Add support for overriding model architecture in Hugging Face conversion by gagika · Pull Request #3094 · AI-Hypercomputer/maxtext

gagika · 2026-02-05T06:27:56Z

Description

This PR adds a new flag --override_model_architecture to the Hugging Face checkpoint conversion script (src/MaxText/utils/ckpt_conversion/to_huggingface.py).

Why is this change being made?
Previously, the conversion script enforced a strict validation check that required the running MaxText configuration (passed via CLI/YAML) to exactly match the hardcoded Hugging Face configuration for a given model_name. This prevented users from converting modified or experimental model architectures (e.g., a Llama 3.1 model) without manually modifying the source code to add a new static model config entry.

The Solution:
This change introduces a boolean flag override_model_architecture.

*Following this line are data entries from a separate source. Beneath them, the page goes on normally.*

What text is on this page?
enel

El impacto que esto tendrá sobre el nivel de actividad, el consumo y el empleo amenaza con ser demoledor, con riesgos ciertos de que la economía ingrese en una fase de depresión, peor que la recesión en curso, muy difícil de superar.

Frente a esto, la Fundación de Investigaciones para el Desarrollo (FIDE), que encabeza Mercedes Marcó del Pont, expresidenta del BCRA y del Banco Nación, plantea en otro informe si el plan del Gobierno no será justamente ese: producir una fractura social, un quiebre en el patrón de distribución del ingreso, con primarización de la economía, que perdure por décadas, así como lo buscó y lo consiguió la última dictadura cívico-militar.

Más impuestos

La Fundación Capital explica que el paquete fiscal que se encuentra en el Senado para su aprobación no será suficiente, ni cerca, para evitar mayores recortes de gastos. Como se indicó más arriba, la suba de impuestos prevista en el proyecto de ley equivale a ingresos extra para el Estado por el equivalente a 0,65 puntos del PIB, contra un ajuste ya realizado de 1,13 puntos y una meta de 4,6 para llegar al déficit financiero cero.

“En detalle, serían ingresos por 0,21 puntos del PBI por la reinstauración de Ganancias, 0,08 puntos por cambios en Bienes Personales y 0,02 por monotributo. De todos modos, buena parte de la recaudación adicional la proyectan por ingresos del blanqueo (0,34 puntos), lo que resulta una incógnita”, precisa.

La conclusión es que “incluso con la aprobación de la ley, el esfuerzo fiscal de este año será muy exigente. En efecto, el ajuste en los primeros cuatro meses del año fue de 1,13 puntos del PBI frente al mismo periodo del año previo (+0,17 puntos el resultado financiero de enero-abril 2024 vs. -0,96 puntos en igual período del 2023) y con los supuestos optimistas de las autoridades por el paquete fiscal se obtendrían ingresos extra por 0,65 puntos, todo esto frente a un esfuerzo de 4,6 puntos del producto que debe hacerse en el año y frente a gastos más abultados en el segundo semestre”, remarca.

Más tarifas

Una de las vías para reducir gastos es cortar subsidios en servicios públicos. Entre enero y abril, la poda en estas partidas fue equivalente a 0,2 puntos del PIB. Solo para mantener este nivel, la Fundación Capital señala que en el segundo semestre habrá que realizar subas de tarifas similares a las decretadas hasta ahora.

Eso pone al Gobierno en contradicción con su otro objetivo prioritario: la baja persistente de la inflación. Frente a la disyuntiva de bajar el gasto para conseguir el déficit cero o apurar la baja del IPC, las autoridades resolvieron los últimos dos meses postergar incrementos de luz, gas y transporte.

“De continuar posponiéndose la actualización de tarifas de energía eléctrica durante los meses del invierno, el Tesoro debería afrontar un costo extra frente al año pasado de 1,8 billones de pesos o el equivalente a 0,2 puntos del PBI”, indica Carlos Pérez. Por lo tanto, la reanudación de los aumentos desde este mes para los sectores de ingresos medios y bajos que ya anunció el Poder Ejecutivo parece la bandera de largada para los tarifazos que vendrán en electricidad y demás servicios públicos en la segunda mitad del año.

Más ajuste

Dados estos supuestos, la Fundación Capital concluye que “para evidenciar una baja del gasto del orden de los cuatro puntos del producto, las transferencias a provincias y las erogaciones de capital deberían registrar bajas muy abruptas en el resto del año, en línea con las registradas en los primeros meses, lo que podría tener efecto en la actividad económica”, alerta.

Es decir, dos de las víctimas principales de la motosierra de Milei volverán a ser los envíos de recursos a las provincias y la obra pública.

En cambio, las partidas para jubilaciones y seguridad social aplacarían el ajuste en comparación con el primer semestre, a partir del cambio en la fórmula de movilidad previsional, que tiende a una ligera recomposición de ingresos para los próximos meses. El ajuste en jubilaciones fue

Default Behavior (False): Retains the existing safety check. If the architecture parameters mismatch, the script raises a ValueError listing the differences.
Override Behavior (True): Explicitly overwrites the standard Hugging Face configuration object with the architecture parameters defined in the MaxText configuration (e.g., num_heads, hidden_size, num_layers, vocab_size) before saving the config.json.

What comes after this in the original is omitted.